Strengths and weaknesses
Strengths of this study include the inclusion of a large sample of patients presenting with memory loss in a clinic setting, allowing analysis of subgroups according to age and education. Another strength is that cut-offs were confirmed as being clinically meaningful using likelihood ratios. The study includes patients with different dementia subtypes all of whom underwent a comprehensive assessment using standardized diagnostic criteria across multiple sites. This paper has a number of limitations. This study included pooled data from three sources, a clinical trial and two outpatient databases, potentially resulting in spectrum bias. Baseline characteristics were significantly different between the three data sets, although the same principle investigator, using similar approaches, supervised participant assessment. The findings are drawn from a single country, potentially reducing the generalizability of results. However, Canada is ethnically diverse with similar demographics to many other industrialized nations and data were drawn from multiple clinics spread over a large geographic area. The age and educational level cut-offs chosen could also limit the external validity of these results. Although 12 years is the average number of years of education for older adults in North America, this figure is lower in other countries. Another potential limitation is that the efficiency of the maximal accuracy method, used to develop cut-offs, varies with disease prevalence.
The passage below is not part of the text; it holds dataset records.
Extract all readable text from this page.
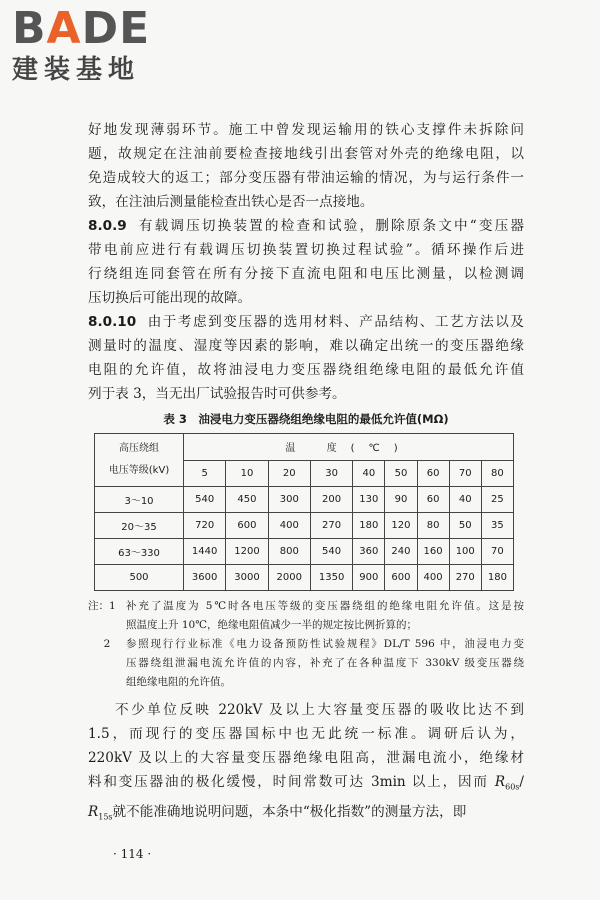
BADE
建装基地
好地发现薄弱环节。施工中曾发现运输用的铁心支撑件未拆除问
题，故规定在注油前要检查接地线引出套管对外壳的绝缘电阻，以
免造成较大的返工；部分变压器有带油运输的情况，为与运行条件一
致，在注油后测量能检查出铁心是否一点接地。
8.0.9 有载调压切换装置的检查和试验，删除原条文中“变压器
带电前应进行有载调压切换装置切换过程试验”。循环操作后进
行绕组连同套管在所有分接下直流电阻和电压比测量，以检测调
压切换后可能出现的故障。
8.0.10 由于考虑到变压器的选用材料、产品结构、工艺方法以及
测量时的温度、湿度等因素的影响，难以确定出统一的变压器绝缘
电阻的允许值，故将油浸电力变压器绕组绝缘电阻的最低允许值
列于表 3，当无出厂试验报告时可供参考。
表 3　油浸电力变压器绕组绝缘电阻的最低允许值(MΩ)
高压绕组
电压等级(kV)	温 度(℃)								
	5	10	20	30	40	50	60	70	80
3～10	540	450	300	200	130	90	60	40	25
20～35	720	600	400	270	180	120	80	50	35
63～330	1440	1200	800	540	360	240	160	100	70
500	3600	3000	2000	1350	900	600	400	270	180
注：1 补充了温度为 5℃时各电压等级的变压器绕组的绝缘电阻允许值。这是按
照温度上升 10℃，绝缘电阻值减少一半的规定按比例折算的；
2	参照现行行业标准《电力设备预防性试验规程》DL/T 596 中，油浸电力变
压器绕组泄漏电流允许值的内容，补充了在各种温度下 330kV 级变压器绕
组绝缘电阻的允许值。
不少单位反映 220kV 及以上大容量变压器的吸收比达不到
1.5，而现行的变压器国标中也无此统一标准。调研后认为，
220kV 及以上的大容量变压器绝缘电阻高，泄漏电流小，绝缘材
料和变压器油的极化缓慢，时间常数可达 3min 以上，因而 $R_{60s}/$
$R_{15s}$就不能准确地说明问题，本条中“极化指数”的测量方法，即
· 114 ·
In summary, this study provides usable cut-off scores for the SMMSE and Qmci and illustrates the effects of age and education on cut-off scores for patients presenting with symptomatic memory loss. The results suggest that the type of test selected also determines the extent to which adjustments in age and education are required. The SMMSE is less accurate than the Qmci but may also be less affected by age and education. The results also suggest that cut-offs are influenced by the method of derivation, which varies by age, education, and between instruments. Based upon this analysis, the authors recommend the use of cut-offs derived by Youden’s Index (presented in Fig. 1): an overall SMMSE cut-off score of <28/30 for cognitive impairment (MCI and dementia) and a Qmci cut-off of <62/100. However, although cut-offs are useful in clinical practice, age and education impact upon these and while providing a valuable guide, they should not replace clinical judgment [44]. Further study is required to confirm these findings in different cultural groups and with different cognitive tests.